Папа идёт доделывать многолетний микояновский каталог, яства изобретаются всё новые, жизнь идёт вперёд.
Дедушка пишет картину про дедушку Ленина на третьем съезде комсомола: «учиться, учиться и учиться!» «Спасибо дедушка, я уже научился!»
Решетников пишет «Опять двойку», лепит карикатуры на всю художническую братию, элиту, включая деда.
Папа очень любит маму, но она ушла от него к скрипачу. Улетела, упорхнула в своих балетных тапочках на пуантах. Папа зовёт маму. Она любит его и приходит, но уже как Наина к старцу Финну спустя более, чем полвека.

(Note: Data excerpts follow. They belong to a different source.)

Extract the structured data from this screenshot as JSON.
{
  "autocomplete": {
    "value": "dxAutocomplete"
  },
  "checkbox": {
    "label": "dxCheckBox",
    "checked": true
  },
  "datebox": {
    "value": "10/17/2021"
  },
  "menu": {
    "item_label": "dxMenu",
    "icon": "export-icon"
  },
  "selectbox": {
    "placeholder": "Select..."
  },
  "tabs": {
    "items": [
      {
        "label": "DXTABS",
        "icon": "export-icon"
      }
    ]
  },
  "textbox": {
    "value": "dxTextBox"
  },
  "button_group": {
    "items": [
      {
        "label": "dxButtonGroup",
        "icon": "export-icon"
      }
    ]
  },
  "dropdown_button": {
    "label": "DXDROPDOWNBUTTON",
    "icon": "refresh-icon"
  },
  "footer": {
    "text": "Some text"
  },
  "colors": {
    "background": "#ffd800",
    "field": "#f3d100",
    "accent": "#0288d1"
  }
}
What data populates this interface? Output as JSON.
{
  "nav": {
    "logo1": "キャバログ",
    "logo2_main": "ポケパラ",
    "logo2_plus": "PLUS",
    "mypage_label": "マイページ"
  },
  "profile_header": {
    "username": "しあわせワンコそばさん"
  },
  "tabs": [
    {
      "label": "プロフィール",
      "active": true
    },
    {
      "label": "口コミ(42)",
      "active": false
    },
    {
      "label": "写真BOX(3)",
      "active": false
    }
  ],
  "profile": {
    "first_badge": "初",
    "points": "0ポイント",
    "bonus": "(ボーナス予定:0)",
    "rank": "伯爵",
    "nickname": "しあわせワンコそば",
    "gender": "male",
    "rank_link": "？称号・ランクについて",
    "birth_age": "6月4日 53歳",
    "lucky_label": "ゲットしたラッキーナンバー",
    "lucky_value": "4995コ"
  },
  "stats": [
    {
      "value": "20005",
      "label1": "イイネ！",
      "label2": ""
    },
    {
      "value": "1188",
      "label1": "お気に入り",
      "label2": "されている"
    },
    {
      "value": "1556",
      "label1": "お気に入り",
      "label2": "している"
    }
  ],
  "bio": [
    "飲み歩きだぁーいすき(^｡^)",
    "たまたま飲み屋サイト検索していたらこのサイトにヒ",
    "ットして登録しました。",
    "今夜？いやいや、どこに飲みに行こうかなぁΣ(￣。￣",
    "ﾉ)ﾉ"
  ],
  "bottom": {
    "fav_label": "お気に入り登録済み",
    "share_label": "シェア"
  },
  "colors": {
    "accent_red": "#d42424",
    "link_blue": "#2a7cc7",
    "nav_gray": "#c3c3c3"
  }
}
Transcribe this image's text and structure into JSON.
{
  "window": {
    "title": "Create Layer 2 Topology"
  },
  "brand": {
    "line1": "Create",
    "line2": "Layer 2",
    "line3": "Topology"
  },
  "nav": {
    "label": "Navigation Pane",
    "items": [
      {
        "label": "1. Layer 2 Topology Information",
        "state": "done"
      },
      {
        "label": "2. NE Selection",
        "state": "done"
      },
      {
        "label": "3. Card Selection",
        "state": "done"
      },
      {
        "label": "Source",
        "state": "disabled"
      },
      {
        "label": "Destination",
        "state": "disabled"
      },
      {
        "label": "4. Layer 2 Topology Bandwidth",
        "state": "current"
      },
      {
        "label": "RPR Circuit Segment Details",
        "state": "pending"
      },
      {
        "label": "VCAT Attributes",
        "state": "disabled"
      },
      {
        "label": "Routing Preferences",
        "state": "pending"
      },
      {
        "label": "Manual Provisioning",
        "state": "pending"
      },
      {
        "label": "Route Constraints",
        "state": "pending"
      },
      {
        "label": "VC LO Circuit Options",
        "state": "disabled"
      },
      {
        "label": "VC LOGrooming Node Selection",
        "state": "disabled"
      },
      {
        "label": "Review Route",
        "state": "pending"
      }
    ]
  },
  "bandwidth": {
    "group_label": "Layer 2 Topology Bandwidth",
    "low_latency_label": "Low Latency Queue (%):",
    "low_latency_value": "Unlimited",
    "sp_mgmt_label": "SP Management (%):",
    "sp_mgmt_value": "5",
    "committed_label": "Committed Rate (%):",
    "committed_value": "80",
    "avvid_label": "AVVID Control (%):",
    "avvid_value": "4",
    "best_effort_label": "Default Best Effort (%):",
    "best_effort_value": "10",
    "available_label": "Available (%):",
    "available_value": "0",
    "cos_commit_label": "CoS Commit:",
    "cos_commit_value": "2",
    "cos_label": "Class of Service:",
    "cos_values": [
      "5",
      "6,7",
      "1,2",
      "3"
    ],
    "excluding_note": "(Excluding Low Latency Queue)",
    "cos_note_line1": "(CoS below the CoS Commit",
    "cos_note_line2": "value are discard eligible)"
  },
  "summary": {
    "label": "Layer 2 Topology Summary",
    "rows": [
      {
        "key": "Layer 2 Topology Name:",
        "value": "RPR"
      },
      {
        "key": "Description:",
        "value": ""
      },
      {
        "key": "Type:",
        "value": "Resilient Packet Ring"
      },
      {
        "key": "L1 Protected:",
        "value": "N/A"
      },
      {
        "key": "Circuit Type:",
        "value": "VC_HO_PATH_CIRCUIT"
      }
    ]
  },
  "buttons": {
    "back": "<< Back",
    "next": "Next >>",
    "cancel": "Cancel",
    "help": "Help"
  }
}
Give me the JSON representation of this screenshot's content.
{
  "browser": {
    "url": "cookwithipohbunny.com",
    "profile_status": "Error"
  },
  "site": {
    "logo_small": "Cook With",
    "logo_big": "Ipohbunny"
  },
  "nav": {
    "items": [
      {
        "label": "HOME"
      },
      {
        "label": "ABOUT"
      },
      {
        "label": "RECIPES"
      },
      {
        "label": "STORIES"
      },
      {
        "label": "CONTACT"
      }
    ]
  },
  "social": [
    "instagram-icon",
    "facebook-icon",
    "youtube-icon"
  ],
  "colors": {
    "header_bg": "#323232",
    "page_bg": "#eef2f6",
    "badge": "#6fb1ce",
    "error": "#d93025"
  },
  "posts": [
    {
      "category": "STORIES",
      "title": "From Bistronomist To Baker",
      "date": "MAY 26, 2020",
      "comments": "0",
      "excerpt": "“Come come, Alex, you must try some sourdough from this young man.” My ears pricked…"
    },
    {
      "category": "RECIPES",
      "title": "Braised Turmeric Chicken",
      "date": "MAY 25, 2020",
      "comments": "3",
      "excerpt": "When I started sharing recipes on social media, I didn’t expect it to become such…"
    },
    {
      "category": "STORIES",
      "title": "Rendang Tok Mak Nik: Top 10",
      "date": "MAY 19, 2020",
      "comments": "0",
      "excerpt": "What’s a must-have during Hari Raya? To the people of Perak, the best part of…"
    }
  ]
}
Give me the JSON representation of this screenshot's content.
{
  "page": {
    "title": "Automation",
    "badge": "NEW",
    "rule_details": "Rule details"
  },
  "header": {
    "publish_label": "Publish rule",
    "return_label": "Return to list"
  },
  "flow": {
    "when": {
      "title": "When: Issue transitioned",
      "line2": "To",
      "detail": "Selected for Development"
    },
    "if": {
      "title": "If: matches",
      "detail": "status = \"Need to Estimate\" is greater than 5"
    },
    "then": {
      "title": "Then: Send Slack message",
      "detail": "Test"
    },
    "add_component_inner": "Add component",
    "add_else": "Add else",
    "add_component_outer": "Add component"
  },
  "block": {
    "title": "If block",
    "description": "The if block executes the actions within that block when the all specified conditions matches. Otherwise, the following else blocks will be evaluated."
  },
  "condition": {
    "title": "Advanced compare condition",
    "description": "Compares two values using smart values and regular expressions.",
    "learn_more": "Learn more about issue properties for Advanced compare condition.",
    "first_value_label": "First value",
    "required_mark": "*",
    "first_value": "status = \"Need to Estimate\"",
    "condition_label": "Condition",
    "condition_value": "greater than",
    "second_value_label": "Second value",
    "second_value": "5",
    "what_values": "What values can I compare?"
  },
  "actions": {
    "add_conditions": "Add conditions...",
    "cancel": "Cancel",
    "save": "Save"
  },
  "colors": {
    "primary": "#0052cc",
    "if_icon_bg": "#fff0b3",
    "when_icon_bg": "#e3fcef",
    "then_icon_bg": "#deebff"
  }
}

Сидит не то на фоне цековского бывшего санатория, где последние годы часто лечилась, не то на фоне абрамцевского парка и пресловутой врубелевской скамейки и говорит, какая у них с папой была любовь и какой папа был романтичный.
Скрипач Марк не был романтичный, зато был положительный, а это важнее. Стало уже потом. А папа становился всё романтичнее и пьянее, женился на вдовушке из низов, но продолжал любить маму. Новая дочка Олечка пить начала с колыбели и где теперь моя единокровная - не знаю. Мама рассказывает много и увлекательно под где-то звучащую музыку из балетов. Все танцуют. Папа выносит Ромадина в балетной пачке, через всю сцену летит демон Осьмёркин, и ввозят раззолоченного Микояна. Балет очень помогает синтезировать разные виды искусств. Особенно - в «важнейшем», кино. На заднем плане - задник – «Допрос» Иогансона. Но он - допрашивающий.
Коммунисты крепятся, и всё не отвечают - куда девалась микояновская колбаса. Ответ подсказывает папа, тыча карандашом в каталог: «Туда». Каталог захлопывается, на обложке – «История искусств». Академик Грабарь и грабарёвская трехэтажная дача. С криком «Грабь награбленное!» папа бросается из пивной и тут же возвращается с одолженной трешкой.
Процесс творчества нельзя прерывать, как говорит Гоп-со-смыком в одной из своих баллад. И вообще папа должен был жениться на дочке Паши Радимова Таньке, ровеснице мамы. Он наступил на грабли, те подпрыгнули, исполнив немыслимое балетное па, и вцепились в юное танькино лицо, оставляя неизгладимые точечные следы. Дед пошел к Паше и предложил во искупленье папины руку и сердце для Таньки. Паша с Танькой не приняли дедов дар, и дальше пошла история с балетной мамой. Мы с Танькой пили у нее спустя полвека за нее - мою несостоявшуюся маму.
Наконец кто-то толкает пивную кружку в «Голубом Дунае». Проливается пена и покрывает персонажи причудливым орнаментом. Они там оживают, движутся, пытаются выплыть - хрен выплывешь! Из пены, зато, рождается Афродита, ботичеллевская вполне. Дед очень любил Ботичелли, а вовсе не Маковского, как ему было рекомендовано. Это - отдельная история - с Ботичелли. Я почему-то перепутал Маковского с Федотовым в своей предыдущей книге. Теперь время исправить. Не всё так легко исправляется. Папу в конце концов сослали в Сибирь за пьянство и тунеядство, и я не смог этому помешать, а, может, и не надо было. Здесь уж слишком напряглась обстановка, а там попал в более благодатную среду, судя по письмам, которые изредка сперва приходили.
А пивная между тем продолжает жить своей жизнью. Подсаживаются знакомые и незнакомые, угощают, угощаются...
Трешка пропадает и появляется вновь, как кирсановский неразменный рубль...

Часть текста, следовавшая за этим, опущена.